Их лачуга кряхтела, потрескивала, приседала, переминаясь с ноги на ногу, как загнанная ослица.

Ямабуси спешно вкапывал «пасынков» рядом со сваями, чтобы хоть как-то их поддержать. Однако это мало помогало.

– Знаю по опыту, когда старушка умирает, не надо ей мешать, – сказал он, завидев Сяку Кэна. – А эта милая хибарка, клянусь, отжила своё. Микэша первая догадалась и смылась оттуда. Пора выносить остальное имущество – зеркало, мои шаманские коробки да твоё весло.

С трудом они влезли в дом, который ежесекундно содрогался, будто от икоты. Сяку Кэн уже потянулся к священному бронзовому зеркалу, да оно само внезапно скакнуло со стены мимо рук. Проломило пол и, сверкнув на солнце, растворилось, как и не было его.

– Дурные знаки! – побледнел ямабуси. – Мало того, что кошка ушла, земля трясётся, так ещё и зеркало сгинуло. Хотя я кое-что разглядел напоследок. Прыгай, человек-волна, в эту дыру и беги к Ноздре – может, поспеешь!

И раковина на его груди, наглотавшись ветра, вдруг заревела, как олень в осеннем лесу.

Даже с тяжёлым камнем дорога до башни не показалась долгой, а с одним веслом Сяку Кэн мигом домчался.

Вот холм, поросший индийской сиренью!

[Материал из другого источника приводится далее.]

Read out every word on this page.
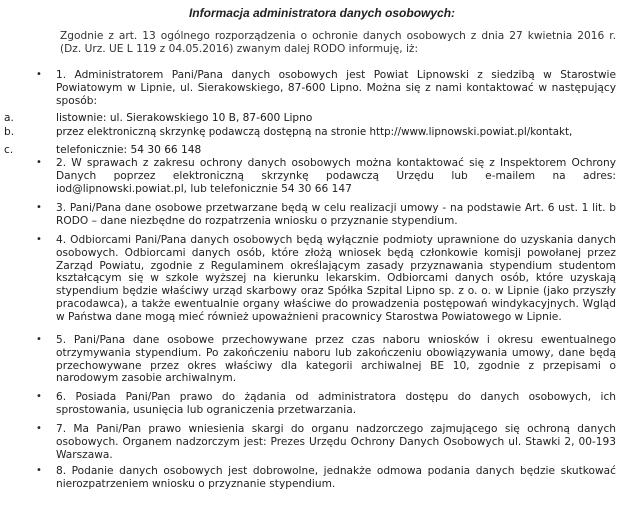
Informacja administratora danych osobowych:
Zgodnie z art. 13 ogólnego rozporządzenia o ochronie danych osobowych z dnia 27 kwietnia 2016 r. (Dz. Urz. UE L 119 z 04.05.2016) zwanym dalej RODO informuję, iż:
• 1. Administratorem Pani/Pana danych osobowych jest Powiat Lipnowski z siedzibą w Starostwie Powiatowym w Lipnie, ul. Sierakowskiego, 87-600 Lipno. Można się z nami kontaktować w następujący sposób:
a.	listownie: ul. Sierakowskiego 10 B, 87-600 Lipno
b.	przez elektroniczną skrzynkę podawczą dostępną na stronie http://www.lipnowski.powiat.pl/kontakt,
c.	telefonicznie: 54 30 66 148
• 2. W sprawach z zakresu ochrony danych osobowych można kontaktować się z Inspektorem Ochrony Danych poprzez elektroniczną skrzynkę podawczą Urzędu lub e-mailem na adres: iod@lipnowski.powiat.pl, lub telefonicznie 54 30 66 147
• 3. Pani/Pana dane osobowe przetwarzane będą w celu realizacji umowy - na podstawie Art. 6 ust. 1 lit. b RODO – dane niezbędne do rozpatrzenia wniosku o przyznanie stypendium.
• 4. Odbiorcami Pani/Pana danych osobowych będą wyłącznie podmioty uprawnione do uzyskania danych osobowych. Odbiorcami danych osób, które złożą wniosek będą członkowie komisji powołanej przez Zarząd Powiatu, zgodnie z Regulaminem określającym zasady przyznawania stypendium studentom kształcącym się w szkole wyższej na kierunku lekarskim. Odbiorcami danych osób, które uzyskają stypendium będzie właściwy urząd skarbowy oraz Spółka Szpital Lipno sp. z o. o. w Lipnie (jako przyszły pracodawca), a także ewentualnie organy właściwe do prowadzenia postępowań windykacyjnych. Wgląd w Państwa dane mogą mieć również upoważnieni pracownicy Starostwa Powiatowego w Lipnie.
• 5. Pani/Pana dane osobowe przechowywane przez czas naboru wniosków i okresu ewentualnego otrzymywania stypendium. Po zakończeniu naboru lub zakończeniu obowiązywania umowy, dane będą przechowywane przez okres właściwy dla kategorii archiwalnej BE 10, zgodnie z przepisami o narodowym zasobie archiwalnym.
• 6. Posiada Pani/Pan prawo do żądania od administratora dostępu do danych osobowych, ich sprostowania, usunięcia lub ograniczenia przetwarzania.
• 7. Ma Pani/Pan prawo wniesienia skargi do organu nadzorczego zajmującego się ochroną danych osobowych. Organem nadzorczym jest: Prezes Urzędu Ochrony Danych Osobowych ul. Stawki 2, 00-193 Warszawa.
• 8. Podanie danych osobowych jest dobrowolne, jednakże odmowa podania danych będzie skutkować nierozpatrzeniem wniosku o przyznanie stypendium.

Но где же разноцветная башня дайгоринто?!

Он споткнулся о холодный рубиновый треугольник. Увидел поблизости изумрудный круг, точно застывший родник, и бирюзовый притихший полумесяц. Будто бы мощное землетрясение разбросало все камни.

Но на чёрном квадратном лежала отсечённая голова Ноздри. А поодаль тело его руками и ногами обхватило скользкий ствол индийской сирени, так и не успев взобраться по нему.

«Мудрость – это ловкость ума, – так говорил Ноздря, – и она часто мешает ловкости тела».

Сяку Кэн глубоко вздохнул и зажмурился, стараясь убедить себя, что весь мир – всего лишь порождение разума. Он представил целую, невредимую башню, и Ноздрю, который вырубает из прозрачного камня шар в виде луковицы. Ему даже послышались звонкие, короткие удары молотка по зубилу. Под курткой забеспокоился Дзидзо, чихая и царапаясь.

Сяку Кэн улыбнулся и открыл глаза. Перед ним стоял громила-самурай, принадлежащий, судя по одежде, к роду князя Фарунаги.

Длинные налимьи усы лежали на плечах. Единственный глаз на рыбьем лице глядел с тупой отвагой хозяина придонных коряг. Постукивая обнажённым мечом по металлическим чешуйкам, укрывавшим грудь и бёдра, он мрачно ухмыльнулся:

– Куда бросить твою голову, бродяга? Если очень попросишь, можно и на чёрный камень, чтобы перемигивался с приятелем!

Сяку Кэн потупился, якобы задумавшись, где будет удобнее его отрубленной голове.

– Ты великий и милосердный воин, – поморщился он. – Да уж слишком воняешь тухлой рыбой! Поэтому, прости, я не могу позволить тебе распоряжаться моей головой.

Самурай рявкнул и так махнул мечом, что разрубил бы, вероятно, и трёх слонов, окажись они поблизости. Однако откуда взяться слонам на острове Хонсю, в долине Ямато? Единственный слоноголовый Ганеша и тот далеко, в ущелье тенгу.